Each week we spotlight a fascinating title from the vast collection catalogued in the Cricket Bibliography project, drawing on insightful (but not necessarily positive!) reviews from the archives of our journal. Today (after a couple of weeks off, sadly necessitated by the travel schedule of our editor) we bring you John Ward on Stephen Musk’s Outside the Tent: Free Enterprise in Australian Cricket, 1912-1987 (2024).
Stephen Musk has temporarily left his native Norfolk, so to speak, and produced a good insight into Australian cricket history with this book. The title of his prologue sets out its purpose: ‘The Struggle Between the Australian Cricket Board of Control and Players for the Heart and Soul of Cricket Down Under.’
There is actually much more that could be written about the troubled historical relationship between the Australian authorities and the players, most prominently regarding their tour to England in 1912, where the withdrawal of the leading Australian players ruined the Triangular Tournament there as a contest, and Kerry Packer’s World Series Cricket programme between 1977 and 1980. Mr Musk does not concern himself particularly with these controversies, though, but rather with the actual tours, eleven of them altogether, which were arranged in defiance of the Board.
Until a quiet change of policy during the 1950s, which is covered in the book, the Australian Board’s tyrannical attitude to its amateur players makes the treatment by MCC and the English counties of its professionals seem virtually benevolent. (Not that all has been harmonious after that time, by any means.) Their viewpoint seems to have been that it took a lot of their money to run the system that produced their top cricketers, and therefore they had the right to control where their players exercised their skills. Ted McDonald and others who chose to play professional cricket in England were effectively banned from playing for Australia again, even though that would not have interfered with their availability for the Australian seasons, and in fact would probably have added to their skills.
This also included the arrangement of the tours covered in the book that were not approved by the Board.
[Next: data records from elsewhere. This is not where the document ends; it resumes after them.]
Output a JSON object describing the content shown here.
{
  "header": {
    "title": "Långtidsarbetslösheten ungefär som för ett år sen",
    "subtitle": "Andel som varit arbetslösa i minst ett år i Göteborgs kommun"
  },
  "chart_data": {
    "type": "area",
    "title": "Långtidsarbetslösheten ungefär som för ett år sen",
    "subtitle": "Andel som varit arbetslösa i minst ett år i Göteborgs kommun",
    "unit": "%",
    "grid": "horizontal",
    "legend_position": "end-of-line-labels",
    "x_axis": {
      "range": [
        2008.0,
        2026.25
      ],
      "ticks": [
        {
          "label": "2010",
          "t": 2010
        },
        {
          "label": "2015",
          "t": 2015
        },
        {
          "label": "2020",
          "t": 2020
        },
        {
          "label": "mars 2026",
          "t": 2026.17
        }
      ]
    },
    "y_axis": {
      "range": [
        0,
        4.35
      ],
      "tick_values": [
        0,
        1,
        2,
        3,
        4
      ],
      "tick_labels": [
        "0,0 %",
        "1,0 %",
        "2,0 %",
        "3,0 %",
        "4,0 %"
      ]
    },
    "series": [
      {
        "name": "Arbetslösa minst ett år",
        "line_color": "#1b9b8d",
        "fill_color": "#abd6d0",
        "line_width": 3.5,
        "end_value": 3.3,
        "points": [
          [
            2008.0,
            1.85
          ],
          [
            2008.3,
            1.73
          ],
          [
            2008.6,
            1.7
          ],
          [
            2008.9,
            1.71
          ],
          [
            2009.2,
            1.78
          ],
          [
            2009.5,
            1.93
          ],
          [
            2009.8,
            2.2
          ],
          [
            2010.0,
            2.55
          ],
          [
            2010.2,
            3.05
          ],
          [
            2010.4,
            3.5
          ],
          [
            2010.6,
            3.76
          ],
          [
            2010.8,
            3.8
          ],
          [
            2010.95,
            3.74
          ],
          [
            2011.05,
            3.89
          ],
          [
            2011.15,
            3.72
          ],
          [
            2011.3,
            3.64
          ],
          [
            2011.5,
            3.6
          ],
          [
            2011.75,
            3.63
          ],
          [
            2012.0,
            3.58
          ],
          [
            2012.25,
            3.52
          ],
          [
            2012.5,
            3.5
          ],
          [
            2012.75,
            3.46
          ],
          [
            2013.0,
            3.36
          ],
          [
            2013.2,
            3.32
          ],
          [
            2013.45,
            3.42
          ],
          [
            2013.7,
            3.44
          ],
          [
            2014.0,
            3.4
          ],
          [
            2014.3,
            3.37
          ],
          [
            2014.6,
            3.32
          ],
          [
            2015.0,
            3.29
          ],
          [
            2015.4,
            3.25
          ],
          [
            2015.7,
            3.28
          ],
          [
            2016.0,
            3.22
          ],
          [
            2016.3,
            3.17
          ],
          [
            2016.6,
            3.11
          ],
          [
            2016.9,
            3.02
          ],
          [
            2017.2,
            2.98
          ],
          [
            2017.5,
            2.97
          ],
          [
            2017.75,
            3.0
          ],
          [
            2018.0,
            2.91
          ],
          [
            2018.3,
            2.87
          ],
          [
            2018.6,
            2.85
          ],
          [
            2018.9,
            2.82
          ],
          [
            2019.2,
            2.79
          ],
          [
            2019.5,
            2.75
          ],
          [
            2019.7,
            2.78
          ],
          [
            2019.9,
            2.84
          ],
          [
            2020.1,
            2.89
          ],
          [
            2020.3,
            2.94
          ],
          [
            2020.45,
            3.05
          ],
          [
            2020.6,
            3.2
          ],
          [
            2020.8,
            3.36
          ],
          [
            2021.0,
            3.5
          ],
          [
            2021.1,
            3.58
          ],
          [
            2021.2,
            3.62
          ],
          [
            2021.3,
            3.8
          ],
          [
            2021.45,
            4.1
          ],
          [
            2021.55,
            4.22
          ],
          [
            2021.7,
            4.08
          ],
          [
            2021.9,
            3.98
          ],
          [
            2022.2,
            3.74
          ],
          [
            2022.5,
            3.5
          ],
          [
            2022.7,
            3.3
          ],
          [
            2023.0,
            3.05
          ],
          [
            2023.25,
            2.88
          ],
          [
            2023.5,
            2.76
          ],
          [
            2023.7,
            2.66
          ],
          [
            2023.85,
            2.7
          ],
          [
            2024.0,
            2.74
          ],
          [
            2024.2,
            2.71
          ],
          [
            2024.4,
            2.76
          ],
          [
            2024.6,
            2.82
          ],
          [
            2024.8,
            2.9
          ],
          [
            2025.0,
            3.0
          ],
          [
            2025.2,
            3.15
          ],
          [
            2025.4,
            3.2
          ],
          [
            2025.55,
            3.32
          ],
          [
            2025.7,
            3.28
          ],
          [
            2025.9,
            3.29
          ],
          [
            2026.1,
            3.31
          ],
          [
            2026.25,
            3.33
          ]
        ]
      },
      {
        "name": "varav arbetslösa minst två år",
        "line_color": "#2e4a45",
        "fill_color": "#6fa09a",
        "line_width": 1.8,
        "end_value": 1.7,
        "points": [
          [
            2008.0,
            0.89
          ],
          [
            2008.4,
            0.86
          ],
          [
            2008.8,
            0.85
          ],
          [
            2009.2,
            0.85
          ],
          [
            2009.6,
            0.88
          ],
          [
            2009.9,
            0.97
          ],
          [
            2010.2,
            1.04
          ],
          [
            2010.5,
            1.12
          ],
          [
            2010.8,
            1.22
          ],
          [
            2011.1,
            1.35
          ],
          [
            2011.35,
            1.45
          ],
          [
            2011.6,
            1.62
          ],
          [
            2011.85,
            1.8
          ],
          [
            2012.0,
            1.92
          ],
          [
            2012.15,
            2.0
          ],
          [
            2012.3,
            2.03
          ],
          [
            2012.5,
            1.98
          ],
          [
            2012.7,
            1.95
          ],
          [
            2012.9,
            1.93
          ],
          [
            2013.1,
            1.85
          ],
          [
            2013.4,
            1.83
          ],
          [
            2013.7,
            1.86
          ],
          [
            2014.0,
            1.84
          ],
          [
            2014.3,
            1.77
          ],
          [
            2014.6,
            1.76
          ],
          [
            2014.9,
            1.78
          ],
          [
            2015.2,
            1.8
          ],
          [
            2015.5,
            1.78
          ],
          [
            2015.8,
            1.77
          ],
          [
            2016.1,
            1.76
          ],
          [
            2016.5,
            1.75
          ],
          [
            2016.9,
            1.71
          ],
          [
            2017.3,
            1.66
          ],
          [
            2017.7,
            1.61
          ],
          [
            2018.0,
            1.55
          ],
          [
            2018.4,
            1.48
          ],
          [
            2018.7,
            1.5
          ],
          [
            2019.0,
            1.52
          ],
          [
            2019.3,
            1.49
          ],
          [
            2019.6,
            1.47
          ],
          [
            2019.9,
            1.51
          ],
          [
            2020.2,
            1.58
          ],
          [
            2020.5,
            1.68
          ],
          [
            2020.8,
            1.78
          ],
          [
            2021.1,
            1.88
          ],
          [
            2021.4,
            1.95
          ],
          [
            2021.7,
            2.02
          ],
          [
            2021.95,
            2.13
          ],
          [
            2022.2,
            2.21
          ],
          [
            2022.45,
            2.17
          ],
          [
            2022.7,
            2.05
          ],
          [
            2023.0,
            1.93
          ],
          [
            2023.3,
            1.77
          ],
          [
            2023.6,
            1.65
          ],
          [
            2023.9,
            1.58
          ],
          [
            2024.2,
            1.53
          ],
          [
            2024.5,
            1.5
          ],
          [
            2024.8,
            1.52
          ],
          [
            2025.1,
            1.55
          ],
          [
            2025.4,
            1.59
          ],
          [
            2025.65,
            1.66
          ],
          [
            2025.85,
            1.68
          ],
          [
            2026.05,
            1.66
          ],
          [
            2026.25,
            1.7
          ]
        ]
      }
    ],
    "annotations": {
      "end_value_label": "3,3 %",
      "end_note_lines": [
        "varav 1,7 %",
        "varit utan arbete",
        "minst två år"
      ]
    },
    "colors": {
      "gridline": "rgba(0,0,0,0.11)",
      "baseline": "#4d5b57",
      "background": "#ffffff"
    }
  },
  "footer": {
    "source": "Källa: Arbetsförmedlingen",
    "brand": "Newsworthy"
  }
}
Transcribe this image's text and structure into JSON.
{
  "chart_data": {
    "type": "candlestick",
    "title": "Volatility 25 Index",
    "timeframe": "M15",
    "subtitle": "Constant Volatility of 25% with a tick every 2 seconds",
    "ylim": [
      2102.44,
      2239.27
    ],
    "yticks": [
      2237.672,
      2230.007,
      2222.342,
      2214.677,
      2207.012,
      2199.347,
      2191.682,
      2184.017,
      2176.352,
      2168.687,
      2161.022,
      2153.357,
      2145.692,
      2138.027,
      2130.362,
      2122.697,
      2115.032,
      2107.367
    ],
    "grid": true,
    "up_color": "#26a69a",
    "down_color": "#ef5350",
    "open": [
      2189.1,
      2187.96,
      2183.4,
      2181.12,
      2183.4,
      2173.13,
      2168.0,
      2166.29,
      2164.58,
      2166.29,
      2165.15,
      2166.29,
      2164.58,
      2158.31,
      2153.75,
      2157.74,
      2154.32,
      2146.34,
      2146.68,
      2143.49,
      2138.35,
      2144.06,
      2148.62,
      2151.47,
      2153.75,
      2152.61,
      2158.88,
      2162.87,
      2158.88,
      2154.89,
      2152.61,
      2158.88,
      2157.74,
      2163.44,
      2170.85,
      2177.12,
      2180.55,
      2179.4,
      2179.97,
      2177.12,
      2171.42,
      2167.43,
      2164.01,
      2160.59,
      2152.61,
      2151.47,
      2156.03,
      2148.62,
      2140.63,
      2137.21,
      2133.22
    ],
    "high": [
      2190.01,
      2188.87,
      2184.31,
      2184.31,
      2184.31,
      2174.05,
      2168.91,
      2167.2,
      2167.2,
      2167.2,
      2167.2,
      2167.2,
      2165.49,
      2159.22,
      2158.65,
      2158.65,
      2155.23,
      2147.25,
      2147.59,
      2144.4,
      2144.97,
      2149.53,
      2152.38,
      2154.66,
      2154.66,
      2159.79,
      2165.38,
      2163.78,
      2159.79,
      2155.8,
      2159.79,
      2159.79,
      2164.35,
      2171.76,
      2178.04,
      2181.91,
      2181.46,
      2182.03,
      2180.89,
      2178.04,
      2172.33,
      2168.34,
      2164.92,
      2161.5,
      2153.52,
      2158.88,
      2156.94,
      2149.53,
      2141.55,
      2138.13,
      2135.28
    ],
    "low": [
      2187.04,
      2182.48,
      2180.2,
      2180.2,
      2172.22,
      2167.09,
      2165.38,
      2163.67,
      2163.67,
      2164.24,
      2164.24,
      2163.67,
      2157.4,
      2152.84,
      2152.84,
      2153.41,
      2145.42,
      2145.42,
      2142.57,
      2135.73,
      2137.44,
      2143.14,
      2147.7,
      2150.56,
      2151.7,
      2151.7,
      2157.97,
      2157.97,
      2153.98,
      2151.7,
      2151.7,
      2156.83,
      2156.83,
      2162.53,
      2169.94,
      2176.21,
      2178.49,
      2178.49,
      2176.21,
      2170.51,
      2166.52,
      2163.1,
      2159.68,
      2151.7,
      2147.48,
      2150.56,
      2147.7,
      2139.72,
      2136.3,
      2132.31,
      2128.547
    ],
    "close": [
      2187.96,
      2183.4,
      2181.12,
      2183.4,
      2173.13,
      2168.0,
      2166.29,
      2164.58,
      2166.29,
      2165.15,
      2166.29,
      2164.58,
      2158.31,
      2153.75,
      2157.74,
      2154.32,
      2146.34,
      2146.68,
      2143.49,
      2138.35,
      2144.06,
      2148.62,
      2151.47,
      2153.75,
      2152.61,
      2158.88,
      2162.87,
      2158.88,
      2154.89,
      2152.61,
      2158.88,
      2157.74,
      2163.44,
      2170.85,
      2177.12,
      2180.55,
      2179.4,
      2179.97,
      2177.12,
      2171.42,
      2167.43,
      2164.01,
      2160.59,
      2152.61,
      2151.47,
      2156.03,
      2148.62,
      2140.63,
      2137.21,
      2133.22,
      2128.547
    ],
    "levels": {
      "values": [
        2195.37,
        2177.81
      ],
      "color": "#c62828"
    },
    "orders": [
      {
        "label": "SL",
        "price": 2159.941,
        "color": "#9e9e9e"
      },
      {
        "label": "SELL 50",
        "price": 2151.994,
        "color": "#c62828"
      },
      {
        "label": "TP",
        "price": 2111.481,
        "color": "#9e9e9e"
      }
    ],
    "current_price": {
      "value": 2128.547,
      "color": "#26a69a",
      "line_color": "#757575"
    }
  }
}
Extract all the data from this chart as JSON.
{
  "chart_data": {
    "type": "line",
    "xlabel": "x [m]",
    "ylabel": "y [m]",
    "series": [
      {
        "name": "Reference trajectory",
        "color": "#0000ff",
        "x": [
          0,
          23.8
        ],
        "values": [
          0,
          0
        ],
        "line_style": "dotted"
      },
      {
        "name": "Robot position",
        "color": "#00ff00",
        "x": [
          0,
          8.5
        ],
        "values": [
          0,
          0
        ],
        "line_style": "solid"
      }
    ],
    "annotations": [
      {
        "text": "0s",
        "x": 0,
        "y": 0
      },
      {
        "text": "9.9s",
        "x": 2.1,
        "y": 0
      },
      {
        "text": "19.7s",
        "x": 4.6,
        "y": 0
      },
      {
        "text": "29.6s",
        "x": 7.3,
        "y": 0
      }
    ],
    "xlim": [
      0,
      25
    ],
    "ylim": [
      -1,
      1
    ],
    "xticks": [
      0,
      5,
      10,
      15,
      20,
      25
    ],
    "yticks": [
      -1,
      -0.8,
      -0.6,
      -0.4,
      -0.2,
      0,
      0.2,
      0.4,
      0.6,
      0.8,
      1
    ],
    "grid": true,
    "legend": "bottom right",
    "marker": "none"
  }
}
Eight of these took place before the Second World War, and then there were two rebel tours to South Africa between 1985 and 1987. These are the chapters that may be of greatest interest to readers, as they took place within the lifetimes of many of us, and Mr Musk gives many details about the arrangements that are not generally known.
For all these tours Mr Musk also gives us some interesting information and insights about the players and a few administrators themselves, some of them little known – for example, Arthur Mailey’s organization skills, or lack of, during the tour of North America in 1932. A lot of people, especially the Australian Board members, do not come out well in this book, but it is part of cricket history and Mr Musk has done well to enlighten us.